Now, out of South Dakota comes the latest news in the abortion ban. First the legislature passed a law outlawing abortions except to save the life of the mother. The goal was to have the law challenged and take it to the Supreme Court, where Bush's newly appointed judges could use it as an excuse to take down Roe vs. Wade. The people of South Dakota were having none of that, and put a referendum on the ballot to allow the citizens to vote on this issue directly.
The forces in favor of the ban are trying a new tactic. They are claiming, with some 70 pages of findings based on pseudo-science at its best, that women must be protected from abortions. They do not know what it is that they want. They are not competent to decide these issues for themselves, and if allowed to do so will be pressured into abortions by unprincipled boy friends and abortion clinics, which will result not only in breast cancer, but a lifetime of regret. To support this, the report makes some amazing claims about the nature of women straight out of the heart of sexual stereotyping -- that the mother has a connection to her unborn that is greater than her perception of her own interests. Her biology knows more than her mind. Her impending motherhood is more important than her current circumstances.

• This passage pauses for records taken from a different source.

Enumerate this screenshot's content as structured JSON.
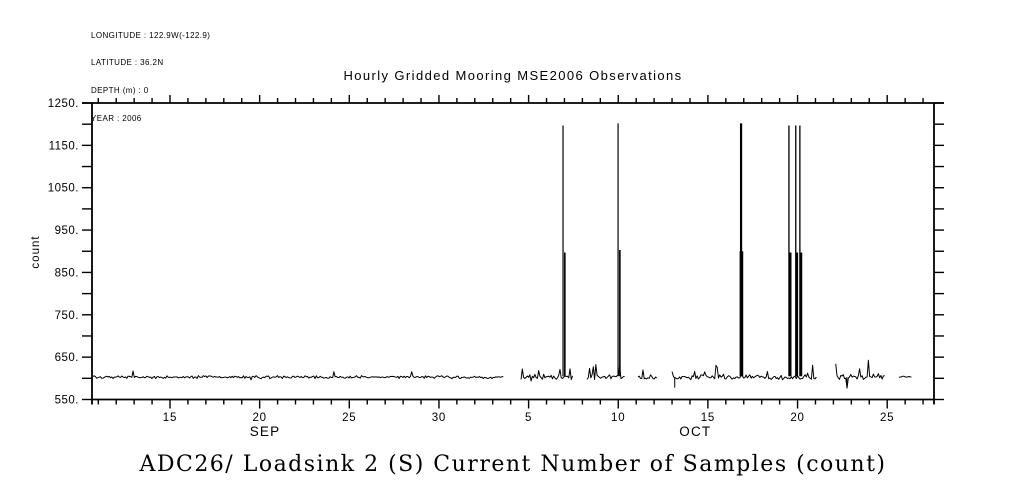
{
  "ink": "#000000",
  "background": "#ffffff",
  "metadata_block": {
    "lines": [
      "LONGITUDE : 122.9W(-122.9)",
      "LATITUDE : 36.2N",
      "DEPTH (m) : 0",
      "YEAR : 2006"
    ]
  },
  "title": "Hourly Gridded Mooring MSE2006 Observations",
  "caption": "ADC26/ Loadsink 2 (S) Current Number of Samples (count)",
  "chart_data": {
    "type": "line",
    "title": "Hourly Gridded Mooring MSE2006 Observations",
    "ylabel": "count",
    "ylim": [
      550,
      1250
    ],
    "y_minor_step": 50,
    "y_major_ticks": [
      {
        "v": 1250,
        "label": "1250."
      },
      {
        "v": 1150,
        "label": "1150."
      },
      {
        "v": 1050,
        "label": "1050."
      },
      {
        "v": 950,
        "label": "950."
      },
      {
        "v": 850,
        "label": "850."
      },
      {
        "v": 750,
        "label": "750."
      },
      {
        "v": 650,
        "label": "650."
      },
      {
        "v": 550,
        "label": "550."
      }
    ],
    "x_unit": "day (Sep 1 2006 = 1, Oct N = 30 + N)",
    "x_range_days": [
      10.65,
      57.6
    ],
    "x_minor_step": 1,
    "x_major_ticks": [
      {
        "d": 15,
        "label": "15"
      },
      {
        "d": 20,
        "label": "20"
      },
      {
        "d": 25,
        "label": "25"
      },
      {
        "d": 30,
        "label": "30"
      },
      {
        "d": 35,
        "label": "5"
      },
      {
        "d": 40,
        "label": "10"
      },
      {
        "d": 45,
        "label": "15"
      },
      {
        "d": 50,
        "label": "20"
      },
      {
        "d": 55,
        "label": "25"
      }
    ],
    "month_labels": [
      {
        "label": "SEP",
        "d": 20.3
      },
      {
        "label": "OCT",
        "d": 44.3
      }
    ],
    "baseline": 603,
    "segments": [
      {
        "d0": 10.7,
        "d1": 33.65,
        "amp": 4.5,
        "blip": 0.012,
        "blip_mag": 16
      },
      {
        "d0": 34.58,
        "d1": 37.48,
        "amp": 8,
        "blip": 0.1,
        "blip_mag": 28
      },
      {
        "d0": 38.26,
        "d1": 40.38,
        "amp": 8,
        "blip": 0.08,
        "blip_mag": 24
      },
      {
        "d0": 41.1,
        "d1": 42.16,
        "amp": 6,
        "blip": 0.16,
        "blip_mag": 26
      },
      {
        "d0": 43.0,
        "d1": 51.08,
        "amp": 7,
        "blip": 0.06,
        "blip_mag": 30
      },
      {
        "d0": 52.13,
        "d1": 54.92,
        "amp": 9,
        "blip": 0.18,
        "blip_mag": 42
      },
      {
        "d0": 55.65,
        "d1": 56.4,
        "amp": 4,
        "blip": 0.02,
        "blip_mag": 10
      }
    ],
    "spikes": [
      {
        "date": "Oct 7",
        "d": 36.92,
        "peak": 1197,
        "w": 1.2
      },
      {
        "date": "Oct 7",
        "d": 37.02,
        "peak": 897,
        "w": 1.6
      },
      {
        "date": "Oct 10",
        "d": 39.99,
        "peak": 1202,
        "w": 1.2
      },
      {
        "date": "Oct 10",
        "d": 40.09,
        "peak": 903,
        "w": 1.6
      },
      {
        "date": "Oct 17",
        "d": 46.85,
        "peak": 1202,
        "w": 2.2
      },
      {
        "date": "Oct 17",
        "d": 46.87,
        "peak": 900,
        "w": 3.6
      },
      {
        "date": "Oct 19.5",
        "d": 49.52,
        "peak": 1197,
        "w": 1.3
      },
      {
        "date": "Oct 19.5",
        "d": 49.6,
        "peak": 897,
        "w": 2.2
      },
      {
        "date": "Oct 20",
        "d": 49.9,
        "peak": 1197,
        "w": 1.3
      },
      {
        "date": "Oct 20",
        "d": 49.97,
        "peak": 897,
        "w": 2.2
      },
      {
        "date": "Oct 20",
        "d": 50.13,
        "peak": 1197,
        "w": 1.3
      },
      {
        "date": "Oct 20",
        "d": 50.2,
        "peak": 897,
        "w": 2.2
      }
    ],
    "notches": [
      {
        "d": 43.15,
        "v": 578
      },
      {
        "d": 52.75,
        "v": 588
      }
    ],
    "grid": false,
    "legend": "none"
  }
}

Isn't it interesting? When they claim to be protecting the citizens, they use it as a cover to take away our civil rights. When they claim to be protecting women, they use it as an excuse to take away our reproductive rights.
It reminds me of a story I heard about Golda Meir. There was a move to declare a curfew for women, keeping them off the streets of Israel after dark, and thereby keeping them safe from attack. Golda Meir's response was to suggest that since it is men who attack women after dark, the curfew be passed to restrict them. No more was heard of the gender specific curfew.
Somehow, protection is always a racket.